Supongo que lo esperaba. Mejor aún: lo deseaba, porque me confirmó que sí, que quería meterse por mi culo. Yo tenía un poco de miedo y él también. Sabíamos que podíamos lastimarnos si no lo hacíamos bien y tuve que hacer una incursión hasta el baño de planta baja para obtener un pote de crema. Ambos sabíamos, no sé de dónde, que era necesario lubricarse. Excepto el pequeño contratiempo de mi madre preguntando qué buscaba, pude obtener lo que necesitaba y volver a nuestra habitación. Allí empezamos lo que fue, en realidad, casi una ceremonia.
Pactamos, en primer lugar, cómo lo haríamos. Pensamos que lo mejor era imitar a los perros; yo me pondría en cuatro patas y él me montaría. Con prolijidad y mucha dulzura, Ronnie untó mi esfínter, el «himen», como lo llamamos en esa oportunidad. Ambos temblábamos de pensar en lo que vendría a continuación. La manipulación de sus dedos entre mis nalgas, rodeando el – hasta ese entonces -, pequeño orificio, no hizo más que enloquecerme completamente y rogaba en silencio que me penetrara de cualquier forma y rápido. Los dos estábamos desnudos y en penumbra. Podía distinguir su verga durísima y palpitante.
Al fin, se ubicó detrás de mí. Yo cerré los ojos. Su capullo (ese hermoso capullo de mi Ronnie) se apoyó sobre mi piel y tímidamente empujó hacia el centro. Yo afirmé mis piernas sobre la cama, esperando. Empujó más, y ya estaba allí, en el umbral de mi cuerpo. Yo arqueé la espalda para dejar el paso libre y él insistió suave pero tenazmente y…
Aún hoy siento ese infinito placer. Ronnie se me metió dentro. Él gimió, como yo y hasta temimos ser percibidos desde abajo. Eso hizo que nos detuviéramos a escuchar por si había movimientos en la habitación de nuestros padres, lo que resultó ser una maniobra deliciosa: su verga estaba dentro de mi culo, quieta, alerta como nosotros, pero llenándome completamente. Pasado el susto, empezó a bombearme suavemente y yo lo acompañaba como una puta avezada. Fue tan maravilloso que duró muy poco. Explotó en mí, me llenó de leche y tuvimos que reposar para continuar más tarde.

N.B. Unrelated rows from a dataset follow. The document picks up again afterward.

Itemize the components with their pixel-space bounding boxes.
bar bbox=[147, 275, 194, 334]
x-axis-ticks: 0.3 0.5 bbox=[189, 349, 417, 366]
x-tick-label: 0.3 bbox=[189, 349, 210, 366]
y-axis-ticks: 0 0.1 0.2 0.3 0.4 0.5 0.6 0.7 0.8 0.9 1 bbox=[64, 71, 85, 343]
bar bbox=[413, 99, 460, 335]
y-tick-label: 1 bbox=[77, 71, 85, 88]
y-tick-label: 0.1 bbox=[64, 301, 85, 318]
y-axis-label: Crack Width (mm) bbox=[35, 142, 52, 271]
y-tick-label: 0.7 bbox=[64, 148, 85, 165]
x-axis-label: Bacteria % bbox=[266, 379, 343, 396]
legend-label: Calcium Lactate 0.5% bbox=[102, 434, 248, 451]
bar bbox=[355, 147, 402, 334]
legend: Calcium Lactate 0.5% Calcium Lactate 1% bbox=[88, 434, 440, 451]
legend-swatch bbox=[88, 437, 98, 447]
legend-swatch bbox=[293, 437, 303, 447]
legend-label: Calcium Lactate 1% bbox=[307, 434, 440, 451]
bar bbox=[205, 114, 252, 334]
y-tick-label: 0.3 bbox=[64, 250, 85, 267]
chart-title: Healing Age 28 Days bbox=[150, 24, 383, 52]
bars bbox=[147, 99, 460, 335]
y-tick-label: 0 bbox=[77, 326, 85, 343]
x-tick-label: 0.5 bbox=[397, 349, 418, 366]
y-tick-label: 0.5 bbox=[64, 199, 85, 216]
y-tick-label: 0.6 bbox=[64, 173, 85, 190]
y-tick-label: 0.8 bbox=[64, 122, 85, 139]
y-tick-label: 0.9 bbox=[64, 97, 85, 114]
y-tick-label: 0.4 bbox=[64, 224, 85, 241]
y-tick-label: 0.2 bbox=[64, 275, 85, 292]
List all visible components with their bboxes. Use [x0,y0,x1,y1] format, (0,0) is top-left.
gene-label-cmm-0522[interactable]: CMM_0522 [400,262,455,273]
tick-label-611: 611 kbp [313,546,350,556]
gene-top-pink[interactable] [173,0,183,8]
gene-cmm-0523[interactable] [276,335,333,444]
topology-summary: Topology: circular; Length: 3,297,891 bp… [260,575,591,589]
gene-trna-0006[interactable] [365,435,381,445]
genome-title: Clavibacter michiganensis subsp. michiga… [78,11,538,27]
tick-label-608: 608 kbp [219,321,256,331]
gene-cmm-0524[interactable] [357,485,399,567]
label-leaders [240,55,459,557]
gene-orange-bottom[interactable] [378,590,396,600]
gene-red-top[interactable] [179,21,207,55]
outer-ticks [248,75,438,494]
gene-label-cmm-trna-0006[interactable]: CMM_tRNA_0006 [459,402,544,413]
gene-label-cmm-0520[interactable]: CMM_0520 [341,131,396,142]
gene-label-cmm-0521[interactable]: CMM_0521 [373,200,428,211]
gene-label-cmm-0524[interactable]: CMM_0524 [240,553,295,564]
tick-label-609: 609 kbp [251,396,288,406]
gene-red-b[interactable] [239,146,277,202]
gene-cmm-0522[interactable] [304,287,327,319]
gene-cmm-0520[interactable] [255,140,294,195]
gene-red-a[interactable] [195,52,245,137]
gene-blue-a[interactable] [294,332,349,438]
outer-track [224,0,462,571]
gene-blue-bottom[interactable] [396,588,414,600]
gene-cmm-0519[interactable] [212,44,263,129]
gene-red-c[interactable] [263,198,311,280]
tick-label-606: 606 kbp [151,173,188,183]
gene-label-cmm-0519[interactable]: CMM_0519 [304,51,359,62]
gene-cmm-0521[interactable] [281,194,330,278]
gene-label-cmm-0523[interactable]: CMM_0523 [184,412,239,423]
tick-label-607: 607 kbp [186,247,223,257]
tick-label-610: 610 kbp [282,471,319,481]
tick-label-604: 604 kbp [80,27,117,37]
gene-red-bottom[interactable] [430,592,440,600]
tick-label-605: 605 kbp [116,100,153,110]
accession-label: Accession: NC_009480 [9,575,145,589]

Esa ocasión fue otro quiebre en mi conducta. Estaba decidido a ser una verdadera puta. Durante las noches siguientes cabalgué sobre Ronnie como una amazona, gimiendo para excitarlo aun más, abriendo las piernas, subiendo
y bajando; inventé posiciones, lo invité a ensayar posturas imposibles, él me siguió en todas y recibí tanta leche que aún después de bañarme y durante el día sentía su olor en mi cuerpo. Me acompañó todo el tiempo, además, un suave dolor en mi «himen», que me recordaba la presencia del miembro de Ronnie.
Continuamos con la costumbre de no comentar nada, ni siquiera entre nosotros, mientras brillara el sol o estuviéramos con otra gente. Pero a la noche, en el dormitorio, volvíamos a desnudarnos; yo estimulaba mi imaginación para sorprenderlo, buscaba su leche y escamoteaba la mía para prolongar el goce de su goce. Mi pene es corto y gordito, no quería que Ronnie le diera importancia, pero me buscaba para excitarme, tan sólo para que yo repitiera el ofrecimiento de mi boca y de mi culo, de mi cuerpo entero, para recibir más leche.
Ese verano terminó y nunca más hicimos nada igual. Nunca más lo hablamos. Yo tuve una vida «normal». Me casé, tuve hijos. Él también. Aquel verano quedó encapsulado entre prejuicios y aquellos sentimientos míos sólo despertaron con otro hombre, mucho tiempo después, hace un año, en un chat. También esto se acabó, de un modo desdichado, pero me muero por ser, otra vez, aquella puta incansable que enloqueció a Ronnie.